Wednesday, January 9, 2008

'TZP is one for posterity'









Ram Madhvani, who directed the song Bheja Kum in Taare Zameen Par, tells Sandhya Iyer how he’s not surprised by the huge success of the film

Ram Madhvani’s association with Aamir Khan dates back to the time when the former made the highly quirky and critically acclaimed Let’s Talk. Aamir was hugely impressed by the film and became an acquaintance of the director. Meanwhile, Madhvani kept busy with his career as a high-flying ad filmmaker. However, when Aamir fell short of time during the shooting of Taare Zameen Par, he approached him to direct the song, Bheja Kum in the film.The Let’s Talk director says he agreed immediately, no questions asked. “When Aamir Khan asks something, there’s no way one is going to refuse,” he says.


The song comes at a key point in the film, where the child protagonist breaks down emotionally. The director says he had several meetings with Aamir and the creative team before putting together the song. “I didn’t want anyone to see the song out of the context of the film. I wanted it to be within the ‘sur’ and ‘tone’ of the film. Aamir gave me a lot of his ideas, so it would be wrong for me to say that the inputs were all mine. I should say I was the guest director of the film.”As for the creative aspect of the song, he says, “The idea of the song was to depict what was going on in the kid’s head. How do you visualise that? There were three levels in the song that we approached. The first one was one where Darsheel (Ishaan) sees letters as mirror images and basically as gibberish. The second level has him seeing letters as creepy spiders that scare him. His graph progresses from confusion to frustration and then anger. He finally ‘loses it’ and those red crosses signify how he is getting ‘cancelled out’ by everyone. Finally, in his own mind, he has cancelled himself out. The song is important because Darsheel goes steadily downhill in this song and stops talking altogether. It’s a full stop for him. So we basically were trying to externalise what he was experiencing internally.”

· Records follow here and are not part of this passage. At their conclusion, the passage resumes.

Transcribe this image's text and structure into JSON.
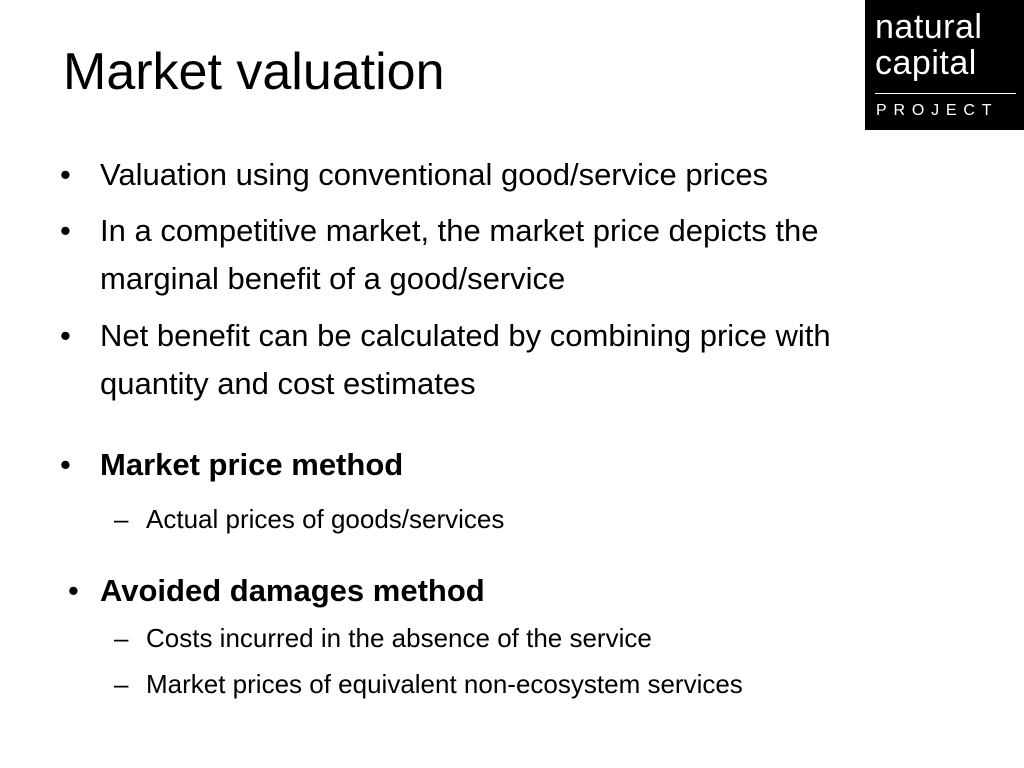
{
  "slide": {
    "title": "Market valuation",
    "logo": {
      "line1": "natural",
      "line2": "capital",
      "line3": "PROJECT"
    },
    "bullet_glyph": "•",
    "dash_glyph": "–",
    "bullets": [
      {
        "lines": [
          "Valuation using conventional good/service prices"
        ]
      },
      {
        "lines": [
          "In a competitive market, the market price depicts the",
          "marginal benefit of a good/service"
        ]
      },
      {
        "lines": [
          "Net benefit can be calculated by combining price with",
          "quantity and cost estimates"
        ]
      }
    ],
    "methods": [
      {
        "name": "Market price method",
        "subitems": [
          "Actual prices of goods/services"
        ]
      },
      {
        "name": "Avoided damages method",
        "subitems": [
          "Costs incurred in the absence of the service",
          "Market prices of equivalent non-ecosystem services"
        ]
      }
    ]
  }
}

Did he imagine the film to turn out to be as significant as it has this year? “Well, when I saw the rough cut of the film last November, I knew it would be a very important film. There are very few films that are attitude-changing ones, this is one of them. I was overcome by the sincerity and honesty in the film. Now the reactions to the film have been quite incredible. I’ve had SMSes saying ‘I’m happy to be alive and see a film like this.’”It must be heartening to see unconventional subjects being lapped up so affectionately even by the box-office? His own film,
Let’s Talk, was one of its kind when it released. Madhvani disagrees with this theory, “Everyone’s been saying that it’s good that such films do well. I, for one, believe that the market has been underestimating the audiences for too long. Any good, sincere film will do well, so I’m not in the least surprised by TZP’s huge success. It’s one for posterity. Aamir himself doesn’t look at films as being commercial or non-commercial. Once he associates himself with a subject, he will do everything to ‘protect’ the tone of its voice,” he says.

In spite of making a successful debut with Let’s Talk, the director preferred to go back to commercials. One wonders what kept him away for so long? Here, he offers no definite answers and says he was just busy with other things (a documentary film on Amitabh Bachchan being one of the things he did). But the filmmaker has now agreed to director a fantasy film for Vidhu Vinod Chopra, with whom he worked earlier in Mission Kashmir as associate director. “I’ve always wanted to make movies from the age of 16. I’m in the process of scripting the film (for Vidhu Vinod Chopra), which we hope to call Talisman. The film is based on a story written in 1892 called Chandrakanta,” he tells us.As for being the director who gave Boman Irani his career-defining role with

Let’s Talk, he says, “Oh, Boman’s a friend and I think he’s too talented for anyone to keep him hidden anyway.”